The Museum of Contemporary Art, Los Angeles (MOCA) is already one of L.A.’s cultural treasures — but USC students aim to make it even better for visitors.
Students and faculty from the USC School of Architecture have partnered with Art Center College of Design to reimagine the entry and plaza for the 1986 building that stands on Grand Avenue in downtown L.A. It’s the first time that students and faculty from the two design schools have collaborated on a major project.
There is no better way to be contemporary and stay contemporary than to work with students who bring new ideas and new perspectives and approach the world as a place to inhabit and improve.Philippe Vergne
Under the guidance of USC professor Geoffrey von Oeyen, 12 fourth-year USC architecture students were selected to participate. They worked with 12 ArtCenter students, advised by ArtCenter faculty Chiara Ferrari and Jeff Higashi, to transform spaces such as the museum’s café, lobby lounge, courtyard and bookstore. As part of the project, USC architecture student work included a short video, a scale model of the new MOCA spaces and schematic architectural and design drawings.

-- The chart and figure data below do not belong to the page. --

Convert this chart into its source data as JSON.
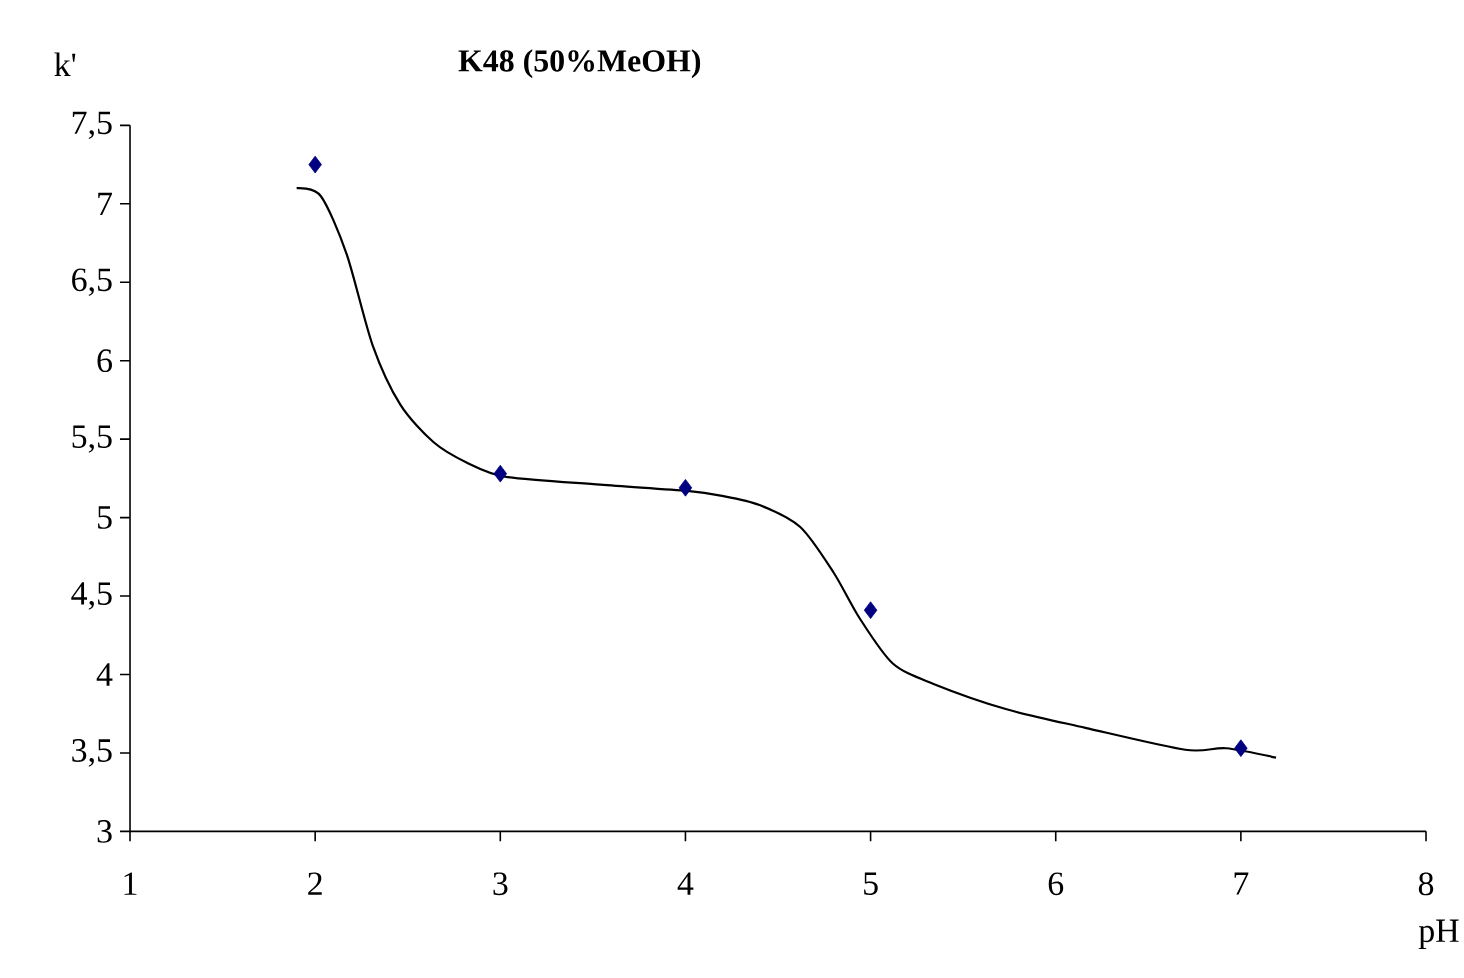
{
  "chart_data": {
    "type": "scatter",
    "title": "**K48 (50%MeOH)**",
    "xlabel": "pH",
    "ylabel": "k'",
    "xlim": [
      1,
      8
    ],
    "xticks": [
      1,
      2,
      3,
      4,
      5,
      6,
      7,
      8
    ],
    "ylim": [
      3,
      7.5
    ],
    "yticks": [
      3,
      {
        "value": 3.5,
        "label": "3,5"
      },
      4,
      {
        "value": 4.5,
        "label": "4,5"
      },
      5,
      {
        "value": 5.5,
        "label": "5,5"
      },
      6,
      {
        "value": 6.5,
        "label": "6,5"
      },
      7,
      {
        "value": 7.5,
        "label": "7,5"
      }
    ],
    "series": [
      {
        "color": "#000080",
        "marker": "diamond",
        "x": [
          2,
          3,
          4,
          5,
          7
        ],
        "values": [
          7.25,
          5.28,
          5.19,
          4.41,
          3.53
        ]
      },
      {
        "type": "line",
        "color": "#000000",
        "marker": "none",
        "line_style": "solid",
        "x": [
          1.9,
          2.03,
          2.17,
          2.31,
          2.46,
          2.64,
          2.82,
          3.03,
          3.54,
          4.01,
          4.19,
          4.4,
          4.62,
          4.8,
          4.94,
          5.12,
          5.34,
          5.73,
          6.16,
          6.7,
          6.92,
          7.19
        ],
        "values": [
          7.1,
          7.05,
          6.68,
          6.1,
          5.72,
          5.48,
          5.35,
          5.26,
          5.21,
          5.17,
          5.14,
          5.08,
          4.94,
          4.65,
          4.36,
          4.07,
          3.94,
          3.78,
          3.66,
          3.52,
          3.53,
          3.47
        ]
      }
    ]
  }
}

Final studio presentations offered imaginative solutions to many of MOCA’s challenges, including wayfinding and equal accessibility for all patrons.
The project has strong USC connections. It was made possible by the Martin Architecture and Design Workshop, or MADWORKSHOP. Alumni David C. Martin ’66 and his wife, Mary Klaus Martin ’66, MA ’66, started the MADWORKSHOP effort to give creators “the opportunity to freely explore their ideas from inspiration to reality.” David C. Martin, a lecturer at the School of Architecture, is a third-generation architect and design principal of AC Martin. Sofia Borges, the foundation’s director and also a School of Architecture lecturer, oversees the project.
Students gain valuable experience by working with a client. But MOCA also benefits from drawing from the imagination of budding architects. “There is no better way to be contemporary and stay contemporary than to work with students who bring new ideas and new perspectives and approach the world as a place to inhabit and improve,” says Philippe Vergne, MOCA director.